April 10, 2005 @ 5:39 pm | Comment

Bellevue you are such a tool. I know Richard doesn’t like people using his blog to rant in light of the conflict between Bingfeng and you which I was at first indifferent to. Now I realize that Bingfeng was right all along and you are a massive tool like those falun-dafa stooges. Don’t you have some fliers to be passing out on some street corner or some self-loathing TSU meeting to attend? Wu Sangui or Wang Jingwei, whatever names one can call you, they all fit. Keep wallowing in your self-serving self-righteousness all you want Bellevue.

April 10, 2005 @ 7:10 pm | Comment

Gagged

Regardless of whether the anti-Japanese protests on Saturday were tacitly government approved or not, the Beijing authorities are wary of things going too far too quickly: BEIJING MEDIA COLLECTIVELY SILENT ON PROTESTS MONDAY, 11 APRIL, LAST UPDATED 05:…

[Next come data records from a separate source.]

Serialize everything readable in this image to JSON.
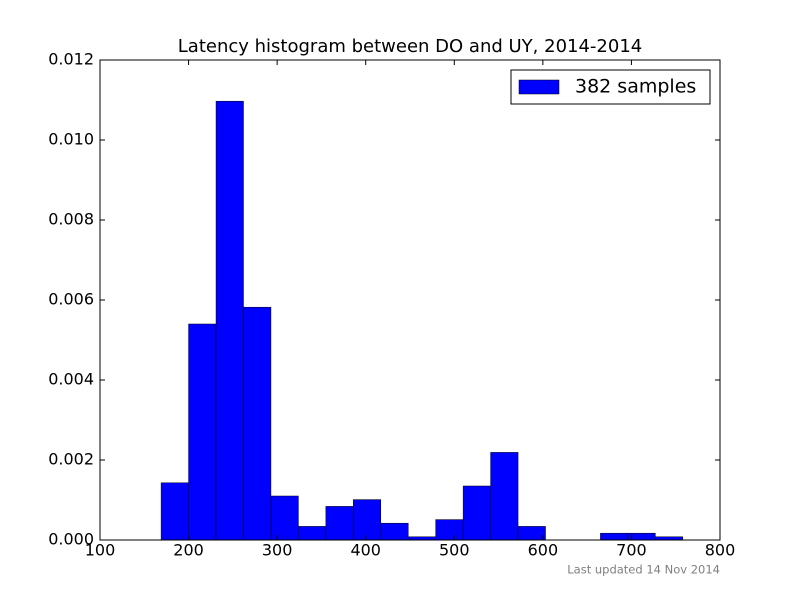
{
  "chart_data": {
    "type": "histogram",
    "title": "Latency histogram between DO and UY, 2014-2014",
    "bins": [
      169,
      200,
      231,
      262,
      293,
      324,
      355,
      386,
      417,
      448,
      479,
      510,
      541,
      572,
      603,
      634,
      665,
      696,
      727,
      758
    ],
    "series": [
      {
        "name": "382 samples",
        "color": "#0000ff",
        "values": [
          0.00143,
          0.0054,
          0.01097,
          0.00582,
          0.0011,
          0.00034,
          0.00084,
          0.00101,
          0.00042,
          8e-05,
          0.00051,
          0.00135,
          0.00219,
          0.00034,
          0,
          0,
          0.00017,
          0.00017,
          8e-05
        ]
      }
    ],
    "xlim": [
      100,
      800
    ],
    "xticks": [
      100,
      200,
      300,
      400,
      500,
      600,
      700,
      800
    ],
    "ylim": [
      0,
      0.012
    ],
    "yticks": [
      {
        "value": 0,
        "label": "0.000"
      },
      {
        "value": 0.002,
        "label": "0.002"
      },
      {
        "value": 0.004,
        "label": "0.004"
      },
      {
        "value": 0.006,
        "label": "0.006"
      },
      {
        "value": 0.008,
        "label": "0.008"
      },
      {
        "value": 0.01,
        "label": "0.010"
      },
      {
        "value": 0.012,
        "label": "0.012"
      }
    ],
    "legend": "upper right",
    "footnote": "Last updated 14 Nov 2014"
  }
}
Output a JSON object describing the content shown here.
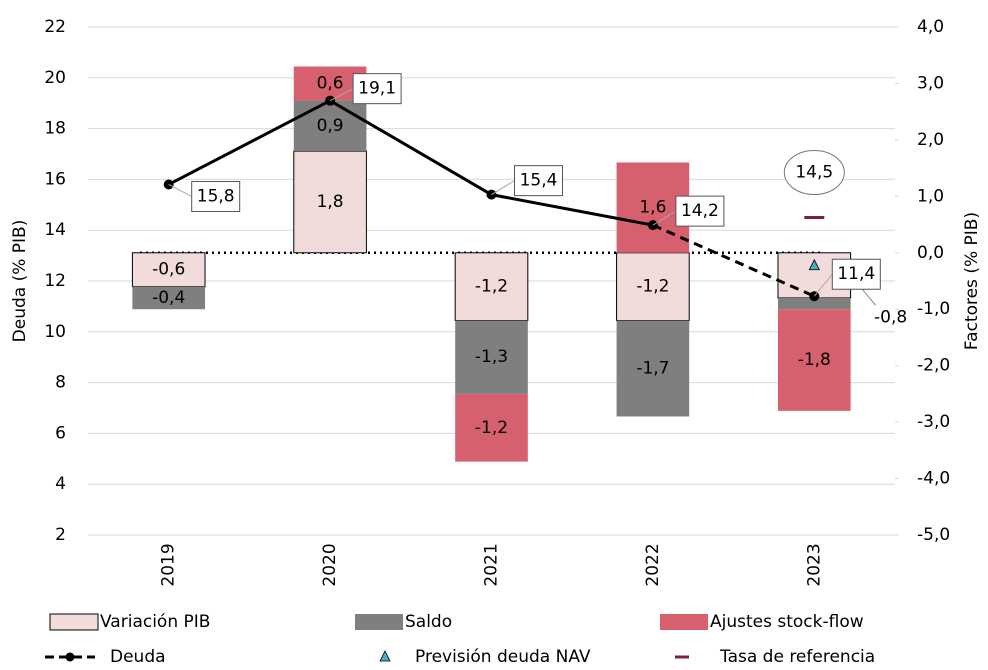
{
  "chart_data": {
    "type": "bar",
    "categories": [
      "2019",
      "2020",
      "2021",
      "2022",
      "2023"
    ],
    "y_label": "Deuda (% PIB)",
    "y2_label": "Factores (% PIB)",
    "ylim": [
      2,
      22
    ],
    "yticks": [
      2,
      4,
      6,
      8,
      10,
      12,
      14,
      16,
      18,
      20,
      22
    ],
    "y2lim": [
      -5,
      4
    ],
    "y2ticks": [
      {
        "value": -5,
        "label": "-5,0"
      },
      {
        "value": -4,
        "label": "-4,0"
      },
      {
        "value": -3,
        "label": "-3,0"
      },
      {
        "value": -2,
        "label": "-2,0"
      },
      {
        "value": -1,
        "label": "-1,0"
      },
      {
        "value": 0,
        "label": "0,0"
      },
      {
        "value": 1,
        "label": "1,0"
      },
      {
        "value": 2,
        "label": "2,0"
      },
      {
        "value": 3,
        "label": "3,0"
      },
      {
        "value": 4,
        "label": "4,0"
      }
    ],
    "grid": true,
    "legend": "bottom",
    "series": [
      {
        "name": "Variación PIB",
        "type": "bar",
        "axis": "y2",
        "color": "#f2dcdb",
        "values": [
          -0.6,
          1.8,
          -1.2,
          -1.2,
          -0.8
        ],
        "value_labels": [
          "-0,6",
          "1,8",
          "-1,2",
          "-1,2",
          "-0,8"
        ]
      },
      {
        "name": "Saldo",
        "type": "bar",
        "axis": "y2",
        "color": "#7f7f7f",
        "values": [
          -0.4,
          0.9,
          -1.3,
          -1.7,
          -0.2
        ],
        "value_labels": [
          "-0,4",
          "0,9",
          "-1,3",
          "-1,7",
          null
        ]
      },
      {
        "name": "Ajustes stock-flow",
        "type": "bar",
        "axis": "y2",
        "color": "#d6606d",
        "values": [
          null,
          0.6,
          -1.2,
          1.6,
          -1.8
        ],
        "value_labels": [
          null,
          "0,6",
          "-1,2",
          "1,6",
          "-1,8"
        ]
      },
      {
        "name": "Deuda",
        "type": "line",
        "color": "#000000",
        "values": [
          15.8,
          19.1,
          15.4,
          14.2,
          11.4
        ],
        "value_labels": [
          "15,8",
          "19,1",
          "15,4",
          "14,2",
          "11,4"
        ]
      },
      {
        "name": "Previsión deuda NAV",
        "type": "triangle",
        "color": "#4bacc6",
        "values": [
          null,
          null,
          null,
          null,
          12.6
        ]
      },
      {
        "name": "Tasa de referencia",
        "type": "dash",
        "color": "#7b2042",
        "values": [
          null,
          null,
          null,
          null,
          14.5
        ],
        "value_labels": [
          null,
          null,
          null,
          null,
          "14,5"
        ]
      }
    ]
  }
}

April 10, 2005 @ 7:33 pm | Comment

Wu Sangui or Wang Jingwei, whatever names one can call you

Jing,

Right on, I am glad other people beginning to see what we saw all along.
=)

April 10, 2005 @ 8:38 pm | Comment

Whoa, this thread has taken a decidedly interesting turn. Bellevue =
Wang Jing Wei et al. How is that supported or proven?

Bellevue, who says Richard is “supposed to report” anything. Is he a paid reporter? If not, I guess he can approach how he writes as he wants. I would say if you don’t like it, don’t read it.

anonymous.
It would be more courageous of you to give a name.

How can you be so sure “no one in the Chinese government prodded them to demonstrate?” Perhaps if the government did not, the CCP did. Do you have a comment on that?

Why is it no one wants to come right out and say, “the Chinese government and CCP not only condoned the anti-Japanese protests, but actively promoted and organized them.” You won’t, but I will. I truly believe these protests, on their scale and location, could not have happened without either the CCP, the government or both actively being involved. First location, during the Anti-Japanese war, Shenzhen may not have existed, except as a fishing village. Why didn’t the Chinese in Hong Kong do a protest where Japan businesses and goods
would have been a huge target. And for that matter, why didn’t the ethnic Chinese on Taiwan, in the Phillippines, Indonesia or Malaysia protest where tehy with the native population was brutalized. At least I have seen not reports of that.

Where were the most of the Japanese brutality and attacks? Well, there was Nanking, there was the Chunking bombardments, Shanghai saw its share of the worst of the Japanese soldiers and the central area of China was fought over for much of the Japanese occupation of China. Were there any protest in those cities or locations? Why isn’t the entirety of China in the Japanese conquored areas involved in the protests? I suggest because the controllers, the government/CCP did not want them to be.

April 11, 2005 @ 12:01 am | Comment

Jing: Feel free to join those cowards chanting whatever you want, but be careful, don’t throw rocks. otherwise CCP’s collateral damage could include you. BTW, be sure to bring up your Zhanzhuzheng.

April 11, 2005 @ 1:21 am | Comment

recently i learned a new english word – “hate blog”.

i don’t know for others, but i am pretty sure that bellevue the gentleman’s future blog will 100% sure belongs to this “hate blog” category.

April 11, 2005 @ 7:53 am | Comment

How did Falun dafa get into all of this? Cult or not, they have the right to exist. Cult or religion is in the eye of the beholder and who’s to say if your personal belief or philosophy should not be considered a cult too? Tool or not, and I’ve always wondered about their seemingly substantial financial backing, there wouldn’t be anything to exploit if China was democratic and respected basic human rights. The problem is not just with the CCP, but a more basic one regarding Chinese society at large and its general disrespect for the sanctity of life. Throwing the hanjian label around to discredit those who you disagree with is not going to help make China a stronger nation or a better place.